1. The Budget should encourage investment in supply-chain management for, eg., cold storages and logistics. We also need strict laws to discourage hoarding of essential items and their effective implementation at the state level. Marking critical food items as essential commodities may help.
“Recently onion and potato were marked as essential commodities. The government can mark more such items. The recent dismantling of APMC model in Delhi is a step in the right direction. Steps can be taken to create markets where producers can directly interact with consumers, thereby weakening the clout of the middlemen,” says Chopra.
2. Analysis shows that the double digit rise in Minimum Support Prices (MSP) in the past has been the single largest contributor to high food inflation. A structured policy for revising and fixing MSP and NREGA wages may help.

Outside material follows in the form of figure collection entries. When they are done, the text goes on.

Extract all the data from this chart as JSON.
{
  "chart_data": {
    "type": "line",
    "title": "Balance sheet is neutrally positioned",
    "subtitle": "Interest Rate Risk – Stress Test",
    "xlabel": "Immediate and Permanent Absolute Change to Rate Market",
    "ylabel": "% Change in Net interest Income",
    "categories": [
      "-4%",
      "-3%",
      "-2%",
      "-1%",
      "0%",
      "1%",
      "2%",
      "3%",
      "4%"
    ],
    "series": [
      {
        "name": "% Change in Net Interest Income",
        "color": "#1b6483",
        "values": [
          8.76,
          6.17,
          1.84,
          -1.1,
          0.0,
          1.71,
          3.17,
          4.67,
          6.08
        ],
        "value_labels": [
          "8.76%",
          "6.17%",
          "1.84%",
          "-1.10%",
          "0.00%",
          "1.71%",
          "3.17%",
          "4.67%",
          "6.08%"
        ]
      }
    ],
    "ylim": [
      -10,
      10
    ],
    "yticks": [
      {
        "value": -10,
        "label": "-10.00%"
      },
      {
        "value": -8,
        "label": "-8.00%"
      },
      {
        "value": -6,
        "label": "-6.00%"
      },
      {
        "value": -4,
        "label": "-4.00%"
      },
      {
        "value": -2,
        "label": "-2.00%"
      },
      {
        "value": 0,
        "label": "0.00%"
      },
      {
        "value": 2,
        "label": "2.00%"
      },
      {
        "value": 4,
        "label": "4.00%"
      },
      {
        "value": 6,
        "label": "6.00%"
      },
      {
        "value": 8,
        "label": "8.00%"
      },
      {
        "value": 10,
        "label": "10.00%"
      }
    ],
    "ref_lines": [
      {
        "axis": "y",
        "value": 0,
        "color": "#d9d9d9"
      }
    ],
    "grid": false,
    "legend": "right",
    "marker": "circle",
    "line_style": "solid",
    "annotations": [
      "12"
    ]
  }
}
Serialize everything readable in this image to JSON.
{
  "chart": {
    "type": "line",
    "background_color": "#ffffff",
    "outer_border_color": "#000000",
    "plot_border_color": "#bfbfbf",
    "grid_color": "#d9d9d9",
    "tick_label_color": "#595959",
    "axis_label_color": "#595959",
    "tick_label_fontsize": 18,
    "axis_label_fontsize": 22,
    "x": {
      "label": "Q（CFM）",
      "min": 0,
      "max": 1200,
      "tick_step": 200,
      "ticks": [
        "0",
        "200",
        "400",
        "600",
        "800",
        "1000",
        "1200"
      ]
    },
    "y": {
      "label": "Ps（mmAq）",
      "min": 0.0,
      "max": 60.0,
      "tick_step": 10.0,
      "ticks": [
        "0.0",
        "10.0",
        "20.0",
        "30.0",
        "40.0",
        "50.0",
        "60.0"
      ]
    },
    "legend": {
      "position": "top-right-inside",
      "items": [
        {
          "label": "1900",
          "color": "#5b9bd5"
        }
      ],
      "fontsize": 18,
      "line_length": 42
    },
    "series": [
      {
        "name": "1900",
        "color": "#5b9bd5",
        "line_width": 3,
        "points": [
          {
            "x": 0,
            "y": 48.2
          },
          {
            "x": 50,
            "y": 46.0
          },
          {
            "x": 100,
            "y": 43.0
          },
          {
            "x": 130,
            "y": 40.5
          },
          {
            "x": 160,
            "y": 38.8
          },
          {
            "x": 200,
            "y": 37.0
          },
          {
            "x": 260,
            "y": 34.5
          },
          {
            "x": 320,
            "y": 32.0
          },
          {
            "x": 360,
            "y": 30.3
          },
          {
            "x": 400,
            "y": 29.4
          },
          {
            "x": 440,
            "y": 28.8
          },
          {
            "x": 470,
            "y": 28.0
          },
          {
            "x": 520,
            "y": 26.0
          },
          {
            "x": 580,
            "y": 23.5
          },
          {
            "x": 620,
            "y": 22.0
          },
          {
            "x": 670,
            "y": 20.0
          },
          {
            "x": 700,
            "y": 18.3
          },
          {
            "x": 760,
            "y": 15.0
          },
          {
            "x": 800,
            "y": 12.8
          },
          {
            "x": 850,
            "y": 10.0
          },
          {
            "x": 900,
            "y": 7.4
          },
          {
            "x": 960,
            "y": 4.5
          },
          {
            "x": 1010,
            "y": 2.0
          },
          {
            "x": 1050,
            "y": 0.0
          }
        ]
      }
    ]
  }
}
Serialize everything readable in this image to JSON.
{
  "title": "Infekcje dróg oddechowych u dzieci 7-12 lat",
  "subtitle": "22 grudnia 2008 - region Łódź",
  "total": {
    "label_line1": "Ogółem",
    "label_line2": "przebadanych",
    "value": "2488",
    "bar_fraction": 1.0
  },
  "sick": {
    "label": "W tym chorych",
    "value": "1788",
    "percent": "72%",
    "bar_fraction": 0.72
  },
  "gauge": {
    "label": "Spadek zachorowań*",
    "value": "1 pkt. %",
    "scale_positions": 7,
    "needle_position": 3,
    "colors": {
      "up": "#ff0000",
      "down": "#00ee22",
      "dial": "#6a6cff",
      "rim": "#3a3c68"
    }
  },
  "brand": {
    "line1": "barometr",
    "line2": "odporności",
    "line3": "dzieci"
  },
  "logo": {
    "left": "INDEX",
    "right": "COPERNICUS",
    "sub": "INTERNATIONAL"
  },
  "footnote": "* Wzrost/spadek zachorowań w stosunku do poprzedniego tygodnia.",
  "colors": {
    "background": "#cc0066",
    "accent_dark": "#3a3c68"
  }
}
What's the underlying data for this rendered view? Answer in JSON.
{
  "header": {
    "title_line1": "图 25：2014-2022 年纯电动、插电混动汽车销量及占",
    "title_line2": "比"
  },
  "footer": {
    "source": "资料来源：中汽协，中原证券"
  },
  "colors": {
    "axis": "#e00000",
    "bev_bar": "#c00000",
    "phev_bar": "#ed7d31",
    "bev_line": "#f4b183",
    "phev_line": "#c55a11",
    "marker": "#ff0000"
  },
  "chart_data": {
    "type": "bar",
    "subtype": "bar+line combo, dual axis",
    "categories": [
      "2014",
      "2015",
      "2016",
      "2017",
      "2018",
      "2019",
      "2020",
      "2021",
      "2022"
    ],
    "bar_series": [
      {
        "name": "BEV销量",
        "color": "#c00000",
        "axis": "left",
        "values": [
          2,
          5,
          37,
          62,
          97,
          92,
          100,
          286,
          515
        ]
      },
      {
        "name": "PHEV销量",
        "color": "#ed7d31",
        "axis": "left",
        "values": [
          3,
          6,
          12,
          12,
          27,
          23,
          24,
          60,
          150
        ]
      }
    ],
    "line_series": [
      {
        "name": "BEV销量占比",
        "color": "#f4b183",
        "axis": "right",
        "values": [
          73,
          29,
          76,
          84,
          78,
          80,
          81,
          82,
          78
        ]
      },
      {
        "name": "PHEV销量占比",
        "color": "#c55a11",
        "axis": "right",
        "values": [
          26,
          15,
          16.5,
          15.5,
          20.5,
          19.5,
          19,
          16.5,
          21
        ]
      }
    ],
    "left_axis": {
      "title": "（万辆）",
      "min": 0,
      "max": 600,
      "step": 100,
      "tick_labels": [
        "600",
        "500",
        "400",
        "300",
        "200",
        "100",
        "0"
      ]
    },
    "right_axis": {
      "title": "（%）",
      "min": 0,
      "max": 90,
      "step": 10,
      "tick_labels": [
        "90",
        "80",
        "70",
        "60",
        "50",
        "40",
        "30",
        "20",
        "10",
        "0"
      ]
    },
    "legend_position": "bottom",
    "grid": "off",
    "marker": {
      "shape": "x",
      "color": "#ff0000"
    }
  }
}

3. Finally, to provide relief from high inflation, a hike in basic exemption limit, deduction limit u/s. 80C and 80D, as requested above, should help in increasing the disposable income with households.
Fuel & Cooking Gas Prices:
Though the common man will always want that the prices should not rise, there is a need to align fuel prices to the market if we are to balance our fiscal budget. High subsidies on fuel, food and fertilizers are the primary cause of high fiscal and current account deficits which in turn fuel further inflation. The gap between the administered prices of fuel and LPG and the actual market prices is still wide and must be filled. This may cause a short-term spurt in inflation, but will help moderate it in the medium to long term. The expectations need to be managed to this effect.
Despite numerous steps in the past, timely availability of affordable housing has kept eluding home buyers. The reasons are structural and cannot be fixed by the Union Budget alone. An effective Real Estate Regulator is a must to ensure delivery of quality projects on time. Affordability is another factor. Home prices, despite the recent moderation, are too high for middle and lower income classes. Only a cyclical correction in home prices or a rise in overall income levels can help in this regard.
“The government has already provided enough tax relief avenues for home buyers. However, they may need to be tweaked considering the ground realities. The home loan interest deduction limit can be raised from Rs 150000 to Rs 300000. Presently, there is an income tax deduction for principal repayment of home loans u/s. 80C that is subject to the overall limit of Rs 100000. The government should bring it out of the ambit of section 80C and provide a separate deduction for this purpose to encourage home ownership,” suggests Chopra.
Even though successive budgets have increased the government outlay on education, the irony is that education loans are still costlier than car loans or other consumer durable loans. Lending rates on education loans can be lowered if the government subsidizes the same, without which banks will find it tough to bring down rates as the credit risk is high for such loans. In terms of taxation, presently tax payers get a deduction u/s. 80C for tuition fees paid for their children. The deduction is however subject to the overall cap of Rs. 100000 u/s. 80C, which, if increased, may provide some relief.